Embattled school board member Abrar Omeish has again made national and even global headlines — this time for highly divisive, far-left rhetoric during Justice High School’s June 7 graduation ceremony.
“We struggle with human greed, racism, extreme versions of individualism and capitalism, white supremacy, growing wealth gaps, disease, climate crisis, extreme poverty amidst luxury and waste right next door, and the list goes on,” Omeish told graduates. “You are walking into a world that will be uncomfortable when you seek to cause good trouble. And that may seek to intimidate you or make you think the truth is controversial.”
In Arabic, the school board member urged students to remember “jihad.” As Fairfax-based journalist Luke Rosiak noted, “Much of the speech appeared designed to signal that she is unrepentant for a recent tweet in which she called Israel a colonizing state that ‘desecrates the Holy Land’ and ‘kills Palestinians.'”

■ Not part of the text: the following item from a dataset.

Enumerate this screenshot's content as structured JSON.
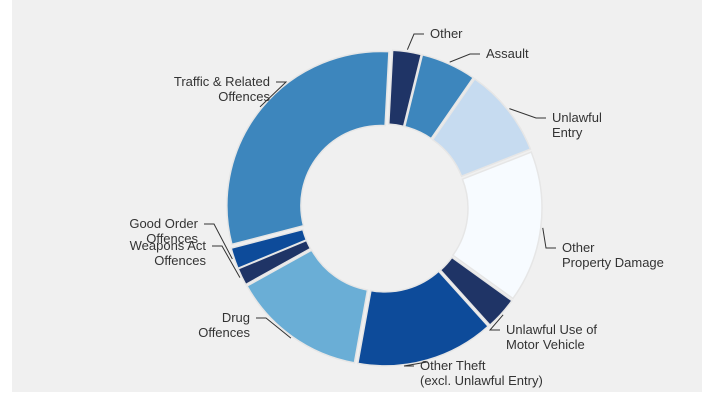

While Omeish, along with her colleagues on the board, talks endlessly of “social justice,” county students — including students of color — continue to suffer. Even before COVID-19, Justice High School was leaving many of its students behind. The high school’s dropout rate was 11.49 percent in 2019, and 19.42 percent of its students were “chronically absent,” resulting in accreditation “with conditions.” Justice High’s Great Schools rating is abysmally low: 2/10. “This school is far below the state average in key measures of college and career readiness,” Great Schools says.
Until 2018, Justice High School was named after J.E.B. Stuart, the Confederate general. As journalist Doug McKelway notes, “By any name, it is a struggling school.”